Je suis une libertine

sadnezz

Je suis une libertine. Déjà je le devine, à cet instant précis vous vous classez dans l'une des deux catégories distinctes qui font de vous une personne intéressante ou intéressée.  C'est un fait. Je vous pardonnerai cette faiblesse, moi qui en suis pétrie de pieds en laisse. Taisez vos aprioris, vos bandantes idées ne sont que trop mes plus fidèles ennemies, lisez plutôt ce qui vous parait laid lorsque me parait beau.

Les profanes m'enferment dans leurs idées préconçues, mais je le confesse, ma vie est décousue... Au lit seulement. Imaginez qu'une libertine marche sur deux temps. Droite et bien mise sur un fil d'Ariane, je parade discrète drapée de mes arcanes. J'aime les hommes, plus que de raison. N'y voyez pas là le symptôme d'une exclusive liaison, je ne laisse pas mes dames en reste. Il faut savoir contenter tout le monde, et soi plus encore sous le revers de la veste.

Je suis mariée, épouse aimante et attentionnée; terrible caractérielle. Exigeances et envies se font toujours plurielles. Soeur de ces messieurs, lorsqu'ils m'ont tendu la queue, à moins que lassée, amante de passage bien vite effacée. Confidente sur l'oreiller de leurs souvenir, il n'est pas de plaisir qui ne ravive la volubilité du désir. Je suis celle qu'ils veulent le temps d'une nuit, d'un mois ou d'une année, du moins c'est ce que je me plais à leur laisser penser.

J'ai le bras long, la cuisse légère, ne vous y trompez pas: jamais mes moeurs ne sont adultères. J'ai su me faire aimer avec mon inextinguible liberté. J'ai donné la vie, sans jamais y renoncer. Voyez, l'on peut aimer autrui sans pour autant s'oublier. Aux quatre coins du pays s'étale mon panel d'amis. Vous les appellerez amants sans doute! C'est un principe dû à votre catégorie. Je suis libertine,  épanouie du haut de mes stilletos vertigineux, le plaisir pour seule route.

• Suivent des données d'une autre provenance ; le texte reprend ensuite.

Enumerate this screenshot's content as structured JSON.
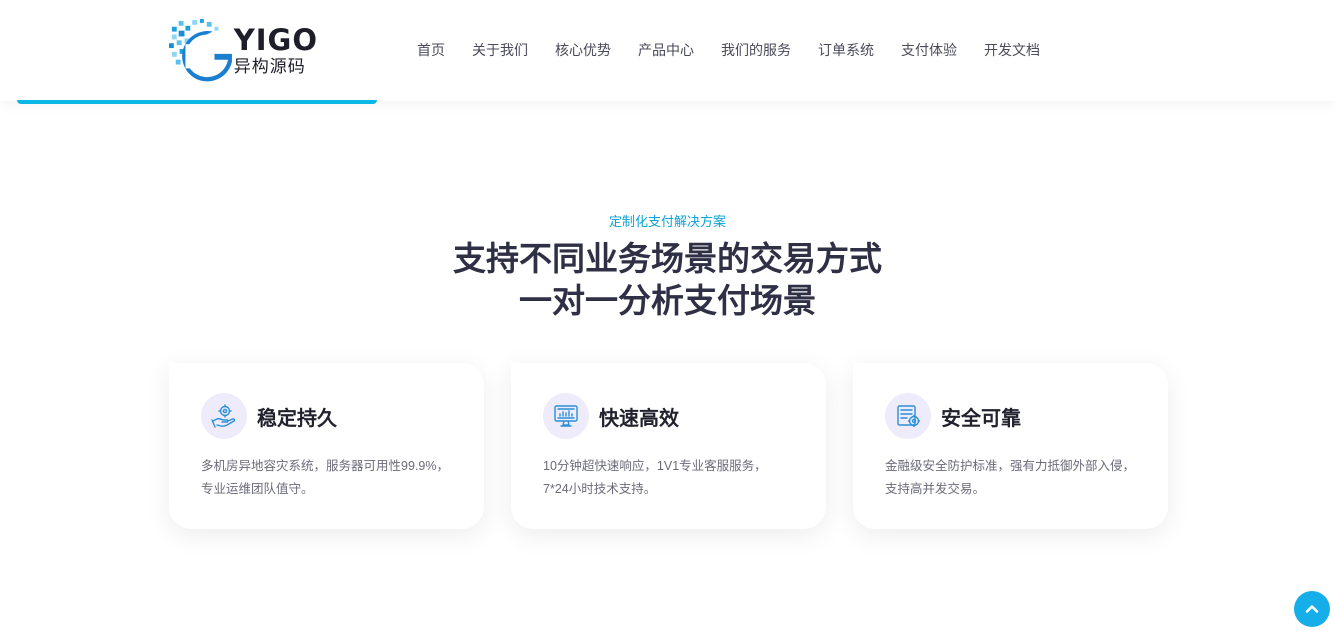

Lorsque je monte dans un train, lorsque je rejoins Paris, Strasbourg, mes maris, je suis conquérante. Il n'est pas un regard qui saurait me pousser sur sa pente. Je souris aux passants, réajustant mes bas ou mes cheveux longs, je vis mon propre roman, j'égrenne le temps. Et diable que c'est bon.

Comme une fleur aux apparats dangereux parfois je me pare de candeur, je me met en représentation. Naïve à souhait, j'appate le chaland, le nigaud qui m'aidera à tuer mon ennui. Mais attention. Il est souris, je suis minet. Cruelle et spontanée j'aime aussi à avoir des jouets. Ma blondeur attire autant que trompe, et cela me plait. Je ne suis qu'une femme. Une femme liberée.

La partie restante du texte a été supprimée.